The first operating quarter for the PM CARES Fund finished on 31 March 2020, during which the Fund, by its own admission, received about Rs 39 lakh. The second quarter ended 30 June 30 and its 15 days following the last day of the quarter lapsed in the middle of July.


Since the PM CARES Fund, which is not a government fund as per the Supreme Court, has not published any of the details noted above for two successive quarters, there are two possible conclusions.


One, the Fund is in violation of the FCRA. Two, a trust involving the senior-most members of the government is exempt from disclosing details of foreign money and donors because the government believes public interest is better served by not disclosing what foreign entities are pouring money into a Fund meant to benefit the public.

Other than a statement on the PM CARES Fund website FAQs, there is no publicly available data on the existence and scope of exemptions, if any, given by the Central Government to this public charitable trust.


Additionally, the list of FCRA registered associations published by the home ministry does not show any entity registered with the Fund’s name in Delhi (where the registered office of the Fund is) or any other state in the country in 2020.


This has three implications: the home ministry has failed to update records six months after the fact or; the PM CARES Fund has violated the FCRA or; the Fund has got a blanket exemption from the government.

Despite its non-government status, the PM CARES Fund has evidently received broad exemptions under the FCRA. It is not apparent why the Home Ministry's munificence did not extend to thousands of other NGOs that were receiving foreign funds.

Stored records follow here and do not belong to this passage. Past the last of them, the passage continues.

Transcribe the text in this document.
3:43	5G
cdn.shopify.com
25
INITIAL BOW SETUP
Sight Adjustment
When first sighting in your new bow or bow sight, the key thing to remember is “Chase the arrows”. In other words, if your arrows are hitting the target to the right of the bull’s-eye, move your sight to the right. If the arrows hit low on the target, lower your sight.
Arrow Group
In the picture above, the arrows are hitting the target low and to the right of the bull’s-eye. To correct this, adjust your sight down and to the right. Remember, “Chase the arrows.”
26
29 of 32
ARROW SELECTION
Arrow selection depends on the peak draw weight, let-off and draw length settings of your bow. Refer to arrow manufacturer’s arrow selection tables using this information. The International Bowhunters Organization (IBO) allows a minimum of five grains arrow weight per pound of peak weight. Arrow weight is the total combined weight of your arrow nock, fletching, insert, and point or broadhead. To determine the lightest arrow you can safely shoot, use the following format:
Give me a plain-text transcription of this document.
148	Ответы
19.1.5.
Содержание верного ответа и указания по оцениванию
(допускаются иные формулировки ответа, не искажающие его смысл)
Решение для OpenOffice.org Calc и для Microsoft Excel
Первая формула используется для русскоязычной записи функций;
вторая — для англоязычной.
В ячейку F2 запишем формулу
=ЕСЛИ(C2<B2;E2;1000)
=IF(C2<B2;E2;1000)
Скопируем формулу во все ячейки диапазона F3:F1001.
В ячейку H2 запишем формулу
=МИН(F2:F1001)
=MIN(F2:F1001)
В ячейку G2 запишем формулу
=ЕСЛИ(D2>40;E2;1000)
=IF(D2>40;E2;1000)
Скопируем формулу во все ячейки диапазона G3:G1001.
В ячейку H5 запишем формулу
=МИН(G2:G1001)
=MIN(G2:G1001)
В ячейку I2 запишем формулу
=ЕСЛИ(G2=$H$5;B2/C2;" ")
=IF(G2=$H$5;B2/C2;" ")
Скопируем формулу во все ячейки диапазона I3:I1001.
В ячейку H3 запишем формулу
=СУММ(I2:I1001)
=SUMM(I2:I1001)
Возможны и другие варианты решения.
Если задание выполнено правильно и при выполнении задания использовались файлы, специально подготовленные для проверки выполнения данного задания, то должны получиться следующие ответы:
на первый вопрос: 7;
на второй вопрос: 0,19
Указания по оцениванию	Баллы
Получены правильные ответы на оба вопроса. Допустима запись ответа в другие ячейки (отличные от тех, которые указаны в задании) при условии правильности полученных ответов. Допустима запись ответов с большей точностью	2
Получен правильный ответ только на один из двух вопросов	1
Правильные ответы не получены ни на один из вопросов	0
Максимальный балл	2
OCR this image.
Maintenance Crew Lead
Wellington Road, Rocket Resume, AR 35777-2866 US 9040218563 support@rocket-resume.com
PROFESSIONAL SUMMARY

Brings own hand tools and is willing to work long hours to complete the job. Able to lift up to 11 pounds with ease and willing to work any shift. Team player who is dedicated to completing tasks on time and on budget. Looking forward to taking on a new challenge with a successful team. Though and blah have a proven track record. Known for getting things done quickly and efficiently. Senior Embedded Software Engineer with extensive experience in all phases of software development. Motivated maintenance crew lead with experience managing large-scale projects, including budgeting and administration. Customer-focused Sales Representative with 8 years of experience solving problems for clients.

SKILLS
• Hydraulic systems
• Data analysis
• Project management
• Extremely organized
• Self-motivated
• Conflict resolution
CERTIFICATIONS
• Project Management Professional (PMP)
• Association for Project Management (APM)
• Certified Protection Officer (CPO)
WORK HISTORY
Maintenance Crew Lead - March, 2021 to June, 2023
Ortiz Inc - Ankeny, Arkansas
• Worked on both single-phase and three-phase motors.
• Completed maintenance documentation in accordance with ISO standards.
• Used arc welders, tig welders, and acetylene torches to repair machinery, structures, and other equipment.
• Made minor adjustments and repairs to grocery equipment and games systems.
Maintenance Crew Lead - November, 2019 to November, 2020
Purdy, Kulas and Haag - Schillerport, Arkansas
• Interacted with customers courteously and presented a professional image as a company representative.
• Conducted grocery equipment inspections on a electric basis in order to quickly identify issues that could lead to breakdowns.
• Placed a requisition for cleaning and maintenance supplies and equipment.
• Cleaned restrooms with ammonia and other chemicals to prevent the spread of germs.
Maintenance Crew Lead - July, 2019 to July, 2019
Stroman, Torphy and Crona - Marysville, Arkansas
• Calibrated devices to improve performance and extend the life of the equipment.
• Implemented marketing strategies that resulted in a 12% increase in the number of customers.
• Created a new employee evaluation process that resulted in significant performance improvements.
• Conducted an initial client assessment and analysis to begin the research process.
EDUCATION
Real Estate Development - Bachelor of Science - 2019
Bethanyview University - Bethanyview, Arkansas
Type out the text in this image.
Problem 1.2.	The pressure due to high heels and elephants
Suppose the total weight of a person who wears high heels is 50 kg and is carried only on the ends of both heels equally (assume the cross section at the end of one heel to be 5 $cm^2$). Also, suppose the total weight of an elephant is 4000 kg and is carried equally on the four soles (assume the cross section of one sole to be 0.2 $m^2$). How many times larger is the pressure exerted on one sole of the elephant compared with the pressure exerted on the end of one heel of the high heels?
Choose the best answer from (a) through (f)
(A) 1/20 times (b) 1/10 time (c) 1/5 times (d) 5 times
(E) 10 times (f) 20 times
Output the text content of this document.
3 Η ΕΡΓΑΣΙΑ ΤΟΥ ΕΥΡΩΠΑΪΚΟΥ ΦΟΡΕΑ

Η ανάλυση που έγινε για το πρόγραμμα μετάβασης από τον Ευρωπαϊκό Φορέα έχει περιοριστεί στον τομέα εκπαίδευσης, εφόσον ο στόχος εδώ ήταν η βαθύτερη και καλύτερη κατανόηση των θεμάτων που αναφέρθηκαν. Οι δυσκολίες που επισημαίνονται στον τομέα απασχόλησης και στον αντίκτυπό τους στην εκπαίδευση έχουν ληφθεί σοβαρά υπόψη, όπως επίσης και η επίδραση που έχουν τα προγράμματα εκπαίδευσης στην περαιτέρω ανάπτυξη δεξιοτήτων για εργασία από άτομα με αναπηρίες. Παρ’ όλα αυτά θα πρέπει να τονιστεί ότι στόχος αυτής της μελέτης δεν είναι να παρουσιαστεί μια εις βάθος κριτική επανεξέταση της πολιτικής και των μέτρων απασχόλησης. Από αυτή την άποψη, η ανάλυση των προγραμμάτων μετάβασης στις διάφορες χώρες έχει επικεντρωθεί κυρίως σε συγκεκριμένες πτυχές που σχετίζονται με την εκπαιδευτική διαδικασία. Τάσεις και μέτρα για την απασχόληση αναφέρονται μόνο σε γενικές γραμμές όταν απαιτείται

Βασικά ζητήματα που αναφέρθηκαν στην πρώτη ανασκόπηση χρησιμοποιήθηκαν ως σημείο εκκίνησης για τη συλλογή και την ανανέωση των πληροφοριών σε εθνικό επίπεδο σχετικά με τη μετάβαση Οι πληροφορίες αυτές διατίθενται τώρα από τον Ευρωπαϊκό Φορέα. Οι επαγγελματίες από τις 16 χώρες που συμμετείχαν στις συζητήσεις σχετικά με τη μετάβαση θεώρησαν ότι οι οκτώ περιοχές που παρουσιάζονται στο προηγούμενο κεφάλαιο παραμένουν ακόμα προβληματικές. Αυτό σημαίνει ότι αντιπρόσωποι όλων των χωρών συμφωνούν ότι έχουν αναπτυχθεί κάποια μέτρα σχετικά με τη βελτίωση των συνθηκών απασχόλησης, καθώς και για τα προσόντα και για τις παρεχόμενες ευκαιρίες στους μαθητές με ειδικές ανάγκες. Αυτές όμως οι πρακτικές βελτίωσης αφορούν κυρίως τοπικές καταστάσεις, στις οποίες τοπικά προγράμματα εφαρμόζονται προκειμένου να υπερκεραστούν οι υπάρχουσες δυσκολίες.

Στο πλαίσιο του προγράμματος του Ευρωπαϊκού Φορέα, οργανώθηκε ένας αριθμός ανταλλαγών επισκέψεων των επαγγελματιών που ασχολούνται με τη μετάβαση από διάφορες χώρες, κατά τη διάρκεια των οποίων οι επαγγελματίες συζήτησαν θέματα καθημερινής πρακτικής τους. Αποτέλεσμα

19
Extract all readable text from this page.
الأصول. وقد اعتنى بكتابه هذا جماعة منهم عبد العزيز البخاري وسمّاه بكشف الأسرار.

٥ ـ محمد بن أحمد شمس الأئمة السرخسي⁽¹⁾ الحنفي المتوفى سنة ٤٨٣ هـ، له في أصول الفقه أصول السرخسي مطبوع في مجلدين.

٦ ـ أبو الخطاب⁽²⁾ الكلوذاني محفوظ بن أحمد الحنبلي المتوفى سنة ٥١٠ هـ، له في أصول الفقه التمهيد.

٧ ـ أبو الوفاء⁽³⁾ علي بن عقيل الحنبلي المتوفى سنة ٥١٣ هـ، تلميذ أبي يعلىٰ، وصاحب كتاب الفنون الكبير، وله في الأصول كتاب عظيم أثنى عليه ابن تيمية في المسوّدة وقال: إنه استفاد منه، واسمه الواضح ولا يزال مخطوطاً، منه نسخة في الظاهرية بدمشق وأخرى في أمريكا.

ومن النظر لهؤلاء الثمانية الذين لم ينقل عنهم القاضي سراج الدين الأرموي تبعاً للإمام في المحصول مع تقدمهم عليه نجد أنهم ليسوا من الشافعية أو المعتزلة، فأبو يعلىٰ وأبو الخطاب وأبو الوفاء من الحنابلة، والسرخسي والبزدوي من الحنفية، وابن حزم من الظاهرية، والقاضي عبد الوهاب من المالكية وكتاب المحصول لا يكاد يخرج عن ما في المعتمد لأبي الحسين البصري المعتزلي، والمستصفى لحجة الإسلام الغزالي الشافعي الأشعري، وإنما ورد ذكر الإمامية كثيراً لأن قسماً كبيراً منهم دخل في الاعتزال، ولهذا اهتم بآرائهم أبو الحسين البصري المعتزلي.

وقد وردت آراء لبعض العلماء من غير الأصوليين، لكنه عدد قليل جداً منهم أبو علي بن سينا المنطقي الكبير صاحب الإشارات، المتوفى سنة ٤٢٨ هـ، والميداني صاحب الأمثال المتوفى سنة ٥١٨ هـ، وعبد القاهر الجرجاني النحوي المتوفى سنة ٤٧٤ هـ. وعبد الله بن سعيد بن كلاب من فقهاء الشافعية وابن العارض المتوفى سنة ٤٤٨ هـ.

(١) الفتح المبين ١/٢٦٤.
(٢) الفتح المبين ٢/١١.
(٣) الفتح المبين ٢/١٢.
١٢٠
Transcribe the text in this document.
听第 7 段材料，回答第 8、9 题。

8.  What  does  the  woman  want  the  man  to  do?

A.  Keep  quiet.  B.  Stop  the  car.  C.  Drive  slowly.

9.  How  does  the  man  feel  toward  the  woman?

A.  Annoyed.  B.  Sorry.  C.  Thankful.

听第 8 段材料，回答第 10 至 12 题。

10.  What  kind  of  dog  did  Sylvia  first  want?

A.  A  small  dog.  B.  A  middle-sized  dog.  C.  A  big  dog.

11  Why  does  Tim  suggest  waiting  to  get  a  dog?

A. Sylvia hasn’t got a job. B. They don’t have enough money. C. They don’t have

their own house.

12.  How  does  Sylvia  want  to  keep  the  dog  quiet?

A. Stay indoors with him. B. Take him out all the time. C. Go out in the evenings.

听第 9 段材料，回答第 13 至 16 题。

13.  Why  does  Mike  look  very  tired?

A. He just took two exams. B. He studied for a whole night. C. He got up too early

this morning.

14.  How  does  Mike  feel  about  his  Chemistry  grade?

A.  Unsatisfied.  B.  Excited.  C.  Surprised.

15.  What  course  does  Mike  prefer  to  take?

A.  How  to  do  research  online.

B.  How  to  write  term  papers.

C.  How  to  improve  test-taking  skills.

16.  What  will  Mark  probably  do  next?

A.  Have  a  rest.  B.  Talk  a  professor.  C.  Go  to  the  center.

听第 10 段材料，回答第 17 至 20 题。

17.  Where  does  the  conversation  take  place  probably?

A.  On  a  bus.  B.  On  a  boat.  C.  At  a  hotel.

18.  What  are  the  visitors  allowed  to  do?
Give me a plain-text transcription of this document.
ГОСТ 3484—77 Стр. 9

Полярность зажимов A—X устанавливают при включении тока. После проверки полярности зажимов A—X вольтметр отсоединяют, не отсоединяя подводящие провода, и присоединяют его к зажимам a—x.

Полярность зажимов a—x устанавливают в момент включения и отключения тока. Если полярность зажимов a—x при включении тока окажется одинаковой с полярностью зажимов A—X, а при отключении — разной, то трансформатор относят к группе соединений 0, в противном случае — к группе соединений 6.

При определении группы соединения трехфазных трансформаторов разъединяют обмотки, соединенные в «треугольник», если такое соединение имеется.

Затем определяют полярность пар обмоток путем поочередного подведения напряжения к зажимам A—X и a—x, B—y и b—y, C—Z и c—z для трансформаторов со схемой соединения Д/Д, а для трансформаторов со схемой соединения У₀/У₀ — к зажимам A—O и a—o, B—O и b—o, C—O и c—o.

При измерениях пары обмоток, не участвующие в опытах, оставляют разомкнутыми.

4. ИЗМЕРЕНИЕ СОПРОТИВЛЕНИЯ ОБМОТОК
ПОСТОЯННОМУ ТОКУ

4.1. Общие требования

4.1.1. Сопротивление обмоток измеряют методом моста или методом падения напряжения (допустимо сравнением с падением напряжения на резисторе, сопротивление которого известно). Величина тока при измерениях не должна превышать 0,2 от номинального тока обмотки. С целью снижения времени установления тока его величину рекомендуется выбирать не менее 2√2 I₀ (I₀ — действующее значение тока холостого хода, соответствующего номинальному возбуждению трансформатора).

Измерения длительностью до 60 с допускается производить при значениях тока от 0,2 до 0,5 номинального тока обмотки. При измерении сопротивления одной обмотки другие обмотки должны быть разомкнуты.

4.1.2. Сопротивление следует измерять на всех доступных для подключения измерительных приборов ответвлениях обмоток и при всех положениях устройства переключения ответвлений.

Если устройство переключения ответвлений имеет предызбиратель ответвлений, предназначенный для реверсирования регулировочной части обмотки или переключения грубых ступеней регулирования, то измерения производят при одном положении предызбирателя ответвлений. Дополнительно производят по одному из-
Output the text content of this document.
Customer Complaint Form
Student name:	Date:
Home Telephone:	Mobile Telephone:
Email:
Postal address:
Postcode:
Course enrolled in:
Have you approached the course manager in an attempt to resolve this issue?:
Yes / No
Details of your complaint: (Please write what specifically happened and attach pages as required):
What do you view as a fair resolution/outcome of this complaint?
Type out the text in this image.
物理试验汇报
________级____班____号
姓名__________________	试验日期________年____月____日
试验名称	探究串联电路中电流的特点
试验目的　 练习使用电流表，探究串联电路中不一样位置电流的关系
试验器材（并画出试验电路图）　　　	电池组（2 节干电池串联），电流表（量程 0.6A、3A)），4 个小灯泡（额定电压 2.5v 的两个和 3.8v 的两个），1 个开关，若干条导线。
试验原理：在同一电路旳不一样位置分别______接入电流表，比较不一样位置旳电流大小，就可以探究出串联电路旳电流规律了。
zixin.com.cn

Many had clearly existed longer and worked longer than the PM CARES Fund on the day the latter received its privileges.

The Home Ministry’s munificence did not, for instance, extend to the organisations prominently penalized here; or 1,142 associations in Andhra Pradesh whose registration was cancelled in March 2015 for failure to file mandatory returns under the FCRA; 8,975 associations in April 2015 for a similar offence; 5,922 associations in July 2017, 3,292 associations receiving a notice to file annual report in April 2018, 1,775 associations receiving a similar show-cause notice in November 2018, 156 associations with suspended registration in December 2018, the cancelled registrations of 1808 associations in October 2019 or the expired validity of FCRA registration of 11319 associations in November 2016.


Over the past five years, that totals more than 30,000 FCRA enforcement actions.


Questions That Need Answers

On 30 January 2020, the home ministry exempted from the provisions of the FCRA all government entities subject to audit by the CAG.


Since the Supreme Court has held that the PM CARES Fund is not a government fund and is not subject to audit by the CAG, answers to two questions will clear up some of the concerns the Fund has created:


1. What, if any, is the basis of the central government’s opinion that exempting this particular public charitable trust from registration and transparency provisions of the Foreign Contribution Regulation Act 2010 will better serve the public interest?

2. If this Fund is not exempt and has violated the FCRA, why has the government failed to enforce the Act against the PM CARES Fund despite the latter’s widely publicised activity?

Replying to the demands for greater transparency in the PM CARES Fund, Finance Minister Nirmala Sitharaman compared it to the Prime Minister’s National Relief Fund (PMNRF) and said that the former was registered and the Congress party never bothered to register the latter.

By all standards of public probity, she makes a valid point.


Both funds should be registered, and perhaps the prime minister, who chairs the PMNRF, or the finance minister, who is a trustee of the PMNRF, may also explain why neither moved for its registration over the past six years when one or the other was in a position to do so.


By the finance minister’s own admission: “Like charity, transparency should start from home.” The trustees of the PM CARES Fund own responsibility to “prepare and submit all filings, accounts and returns required under law”.


Like the PM, the public cares.


(Divyam Nandrajog is a Delhi-based lawyer.)